Osman Sınav’ın harika dizisi Ekmek Teknesi’nde, Kadir Çöpdemir’in canlandırdığı ‘Kirli’nin unutulmaz repliği 'Bu para bizi bozmasın be Cengiz?'den mülhem bir sual.
Bu doğalgaz bizi bozmasın?
Çok zengin çağrışımları var bu repliğin.
Şimdiden bozdu, baksana, sevinenler ve sevinmeyenler diye ikiye bölmeye bile kalktık memleketi!
Bile diyebilirsiniz.
Piramitler niçin yıkılmaz?
Doğru mudur bilmem, bir kitapta okumadım ama anlatılır.
Mimar Sinan güya bu soruya şöyle cevap vermiş.
“Piramitler yıkılmaz, çünkü piramitler zaten yıkık.”
Dersiniz ki, biz zaten bozulmuşuz bozulacağımız kadar.
Daha mı bozulacağız?
Ya da suali iptal etmeye matuf başka bir bakış açısı.
Nasrettin Hoca’nın alacaklısı için ayaküstü geliştirdiği ödeme planını hatırlarsınız.
“Şu koyunların yünü şuradaki çalılara takılacak, ben de o yünleri toplayacağım, eğirip satacağım, sana borcumu ödeyeceğim.”
Alacaklı, şaşkın şaşkın Hoca’nın yüzüne bakıp gülünce Hoca lafı yapıştırıyor.
“Peşin parayı gördün, gülersin tabii.”
Daha dur bakalım. Ortalıkta fol yok yumurta yok.
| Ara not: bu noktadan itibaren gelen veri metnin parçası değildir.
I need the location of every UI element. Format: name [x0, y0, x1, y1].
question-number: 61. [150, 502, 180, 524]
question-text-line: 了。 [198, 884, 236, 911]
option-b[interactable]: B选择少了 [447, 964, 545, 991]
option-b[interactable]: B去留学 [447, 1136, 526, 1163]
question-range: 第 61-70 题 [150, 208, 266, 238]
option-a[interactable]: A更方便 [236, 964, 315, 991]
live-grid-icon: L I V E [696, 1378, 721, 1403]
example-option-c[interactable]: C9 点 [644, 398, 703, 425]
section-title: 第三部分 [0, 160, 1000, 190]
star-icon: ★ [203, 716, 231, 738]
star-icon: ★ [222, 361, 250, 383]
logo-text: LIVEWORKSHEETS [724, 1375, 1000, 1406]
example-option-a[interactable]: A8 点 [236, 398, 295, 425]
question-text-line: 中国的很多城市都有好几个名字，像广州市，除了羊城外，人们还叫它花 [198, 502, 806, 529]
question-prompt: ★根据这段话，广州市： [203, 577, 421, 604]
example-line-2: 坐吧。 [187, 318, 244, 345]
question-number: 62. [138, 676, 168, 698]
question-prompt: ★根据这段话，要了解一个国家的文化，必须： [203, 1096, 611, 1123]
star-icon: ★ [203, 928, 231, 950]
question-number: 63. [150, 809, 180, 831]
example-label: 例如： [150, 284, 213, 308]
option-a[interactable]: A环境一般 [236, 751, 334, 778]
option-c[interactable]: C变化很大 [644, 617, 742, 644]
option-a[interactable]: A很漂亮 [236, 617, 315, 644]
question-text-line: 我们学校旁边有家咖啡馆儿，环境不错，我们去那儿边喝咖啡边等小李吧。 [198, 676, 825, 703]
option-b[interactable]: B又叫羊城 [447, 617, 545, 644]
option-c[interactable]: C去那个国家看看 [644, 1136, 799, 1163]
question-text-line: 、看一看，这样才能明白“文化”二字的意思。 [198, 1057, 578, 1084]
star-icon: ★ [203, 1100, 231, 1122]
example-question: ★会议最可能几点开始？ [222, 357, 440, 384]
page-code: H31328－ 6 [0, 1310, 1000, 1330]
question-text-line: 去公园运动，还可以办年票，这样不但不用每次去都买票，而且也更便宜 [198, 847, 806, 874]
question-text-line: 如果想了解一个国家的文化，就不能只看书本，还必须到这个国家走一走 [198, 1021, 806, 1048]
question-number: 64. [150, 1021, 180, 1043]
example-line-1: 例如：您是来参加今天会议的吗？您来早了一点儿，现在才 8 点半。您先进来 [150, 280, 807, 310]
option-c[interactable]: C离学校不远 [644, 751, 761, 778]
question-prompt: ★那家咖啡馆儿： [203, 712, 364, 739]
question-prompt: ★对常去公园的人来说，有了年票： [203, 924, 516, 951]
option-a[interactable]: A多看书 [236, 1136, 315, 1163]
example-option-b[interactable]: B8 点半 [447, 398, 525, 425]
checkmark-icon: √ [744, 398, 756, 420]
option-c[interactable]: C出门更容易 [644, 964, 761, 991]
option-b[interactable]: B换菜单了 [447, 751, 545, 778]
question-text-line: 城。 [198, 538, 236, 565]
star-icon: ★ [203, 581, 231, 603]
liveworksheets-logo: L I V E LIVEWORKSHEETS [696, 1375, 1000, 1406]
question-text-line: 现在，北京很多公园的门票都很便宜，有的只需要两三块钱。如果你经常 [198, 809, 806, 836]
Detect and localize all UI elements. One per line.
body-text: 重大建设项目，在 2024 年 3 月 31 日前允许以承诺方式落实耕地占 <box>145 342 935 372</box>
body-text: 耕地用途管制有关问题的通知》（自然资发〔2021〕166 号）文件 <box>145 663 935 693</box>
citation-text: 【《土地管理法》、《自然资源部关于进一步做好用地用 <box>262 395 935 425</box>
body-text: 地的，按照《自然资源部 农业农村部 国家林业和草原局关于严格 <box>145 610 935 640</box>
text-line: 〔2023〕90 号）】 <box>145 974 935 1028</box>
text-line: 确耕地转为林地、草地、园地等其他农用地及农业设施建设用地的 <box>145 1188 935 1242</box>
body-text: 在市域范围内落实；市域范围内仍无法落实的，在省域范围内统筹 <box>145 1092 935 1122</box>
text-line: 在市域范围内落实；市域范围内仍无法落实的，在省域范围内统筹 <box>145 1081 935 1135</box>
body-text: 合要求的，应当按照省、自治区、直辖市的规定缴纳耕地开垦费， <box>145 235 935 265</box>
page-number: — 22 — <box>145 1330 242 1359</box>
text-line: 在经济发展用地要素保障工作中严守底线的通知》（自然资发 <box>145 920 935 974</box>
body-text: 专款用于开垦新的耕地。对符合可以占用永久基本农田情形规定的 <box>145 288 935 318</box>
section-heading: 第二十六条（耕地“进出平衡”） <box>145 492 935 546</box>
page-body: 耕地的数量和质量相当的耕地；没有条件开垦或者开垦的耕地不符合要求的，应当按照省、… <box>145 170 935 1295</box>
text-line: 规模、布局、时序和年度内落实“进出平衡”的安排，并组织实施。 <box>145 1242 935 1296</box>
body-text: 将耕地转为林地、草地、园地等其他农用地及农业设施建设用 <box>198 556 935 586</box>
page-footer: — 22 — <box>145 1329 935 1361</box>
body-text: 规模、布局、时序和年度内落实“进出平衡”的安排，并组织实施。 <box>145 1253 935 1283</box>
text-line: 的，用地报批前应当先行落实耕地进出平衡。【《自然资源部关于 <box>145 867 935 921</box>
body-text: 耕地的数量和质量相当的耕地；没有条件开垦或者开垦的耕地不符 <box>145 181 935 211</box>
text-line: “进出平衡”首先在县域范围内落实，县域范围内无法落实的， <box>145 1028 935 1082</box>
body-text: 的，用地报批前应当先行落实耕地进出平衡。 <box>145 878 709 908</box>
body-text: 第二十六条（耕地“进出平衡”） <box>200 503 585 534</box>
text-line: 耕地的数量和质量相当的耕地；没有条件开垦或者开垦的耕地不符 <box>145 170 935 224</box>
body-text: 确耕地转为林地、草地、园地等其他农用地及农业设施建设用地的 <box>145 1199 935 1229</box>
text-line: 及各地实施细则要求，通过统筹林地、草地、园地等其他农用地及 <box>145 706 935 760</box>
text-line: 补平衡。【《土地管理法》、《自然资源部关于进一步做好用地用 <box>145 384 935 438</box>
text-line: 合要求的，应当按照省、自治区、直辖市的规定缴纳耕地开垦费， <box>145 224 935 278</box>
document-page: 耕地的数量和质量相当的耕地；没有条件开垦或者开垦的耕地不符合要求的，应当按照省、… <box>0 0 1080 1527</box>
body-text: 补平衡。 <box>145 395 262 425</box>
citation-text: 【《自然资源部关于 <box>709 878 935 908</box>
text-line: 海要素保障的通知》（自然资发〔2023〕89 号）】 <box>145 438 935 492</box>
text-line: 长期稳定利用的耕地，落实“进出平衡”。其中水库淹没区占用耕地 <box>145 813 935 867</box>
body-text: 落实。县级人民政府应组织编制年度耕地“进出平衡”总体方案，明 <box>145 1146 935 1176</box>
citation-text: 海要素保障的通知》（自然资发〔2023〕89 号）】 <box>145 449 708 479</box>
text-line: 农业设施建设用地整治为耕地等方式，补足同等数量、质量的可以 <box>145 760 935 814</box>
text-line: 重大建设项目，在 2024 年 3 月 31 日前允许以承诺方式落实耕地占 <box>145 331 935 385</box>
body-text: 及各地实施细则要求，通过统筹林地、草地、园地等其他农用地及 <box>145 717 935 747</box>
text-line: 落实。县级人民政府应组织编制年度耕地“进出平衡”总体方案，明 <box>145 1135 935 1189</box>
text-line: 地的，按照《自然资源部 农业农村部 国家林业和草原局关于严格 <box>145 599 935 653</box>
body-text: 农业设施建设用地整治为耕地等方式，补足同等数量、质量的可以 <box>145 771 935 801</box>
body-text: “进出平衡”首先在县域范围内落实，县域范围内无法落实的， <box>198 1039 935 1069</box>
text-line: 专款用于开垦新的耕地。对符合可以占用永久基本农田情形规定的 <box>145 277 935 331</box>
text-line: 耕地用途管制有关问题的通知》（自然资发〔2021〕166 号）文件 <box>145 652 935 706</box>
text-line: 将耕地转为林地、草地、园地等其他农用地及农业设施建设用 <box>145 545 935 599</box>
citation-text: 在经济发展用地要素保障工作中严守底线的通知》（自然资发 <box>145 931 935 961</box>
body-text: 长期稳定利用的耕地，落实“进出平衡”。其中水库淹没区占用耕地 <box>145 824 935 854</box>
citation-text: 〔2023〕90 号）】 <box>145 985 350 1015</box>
Sadece doğru olduğuna inanmak istediğimiz bir haber.
Doğalgaz çıkarıldı da, parası cebimize girdi de bizi bozması mı kaldı?
İnsan, zihnini serbest bıraktığı zaman nereye kadar gideceği belli olmuyor.
Biz çağrışımların peşini bir süreliğine bırakalım da mevzuumuza gelelim.
Nasıl bir bozulmadan bahsediyoruz?
Petrolü ve gazı çok olan ülkeler var.
Paraları bol.
Ama dünyalarında doların yeşilinden başka bir renk yok.
Pahalı parfümleri kafalarından aşağı boca etmeseler koku da yok.
Petrol ve gaz üretimleri ne kadar çoksa özgürlükleri, adaletleri, demokrasileri o kadar az.
Baskıcı rejimlerle yönetiliyorlar.
Biz ‘baskıcı rejim’ diyoruz ama, iş o noktaya gelmiş ki, vatandaşları artık bizim baskı dediğimiz şeyi hissetmiyorlar.
Kanıksamışlar.
Dolar ceplerine girince beyinlerindeki her türlü sorgulama mekanizması devre dışı kalıyor.
(Bu zaman zaman, petrolsüz, gazsız halimizle bizde de oluyor. Şükür ki herkese bulaşmıyor.)
Dünyanın her tarafındaki AVM’lerde pahalı markalar satan dükkanların etrafında, kafalarında ‘Bu kaç para?’dan başka sual olmaksızın mutlu mutlu dolaşıyorlar.
Özgür müsün?
Özgürüm tabii. Hammer’a binebiliyorum.
Ya da Rolls-Royce’a.
Sen yapabilir misin Rolls-Royce?
Niye yapayım ki? Başkaları yapsın, ben binerim.
Ne bilgi lazım, ne kültür. Lazım olursa da paramla alırım.
Biraz ileri gittim galiba.
320 milyar metreküp doğalgaz için bu kadar hayal fazla değil mi?
İlk sorumuzu şöyle düzeltelim.
Az veya çok, yeni enerji kaynaklarına ulaşmanın getirebileceği muhtemel bir zenginleşme Türkiye’yi yukarıda sözünü ettiğimiz ülkeler seviyesine indirir mi?
Bu sorunun bendeki cevabı şöyle:
Ara sıra sekteye uğrasa da, sözünü ettiğimiz ülkelerden farklı olarak Türkiye’nin bir demokrasi geleneği var.
Tökezlesek de, tarihen sabit, kaldığımız yerden yeniden başlayabiliyoruz.
Her zaman karşılanmasa da, insanlarımızın bir demokrasi talebi, bir özgürlük talebi var.
Arızalarına, zaaflarına rağmen bir siyasi hayat, bir siyasi mücadele iklimi var.
Tam kapasiteyle kullanılıyor olmasa da bir çalışma kültürü, henüz istenilen seviyede devreye sokulamasa da bir üretme kapasitesi var.
Bu ‘var’lara bakarak o derece bozulmayacağımızı, bozulsak bile yeniden düzelmenin yolunu bulmaya güç yetireceğimizi düşünüyorum.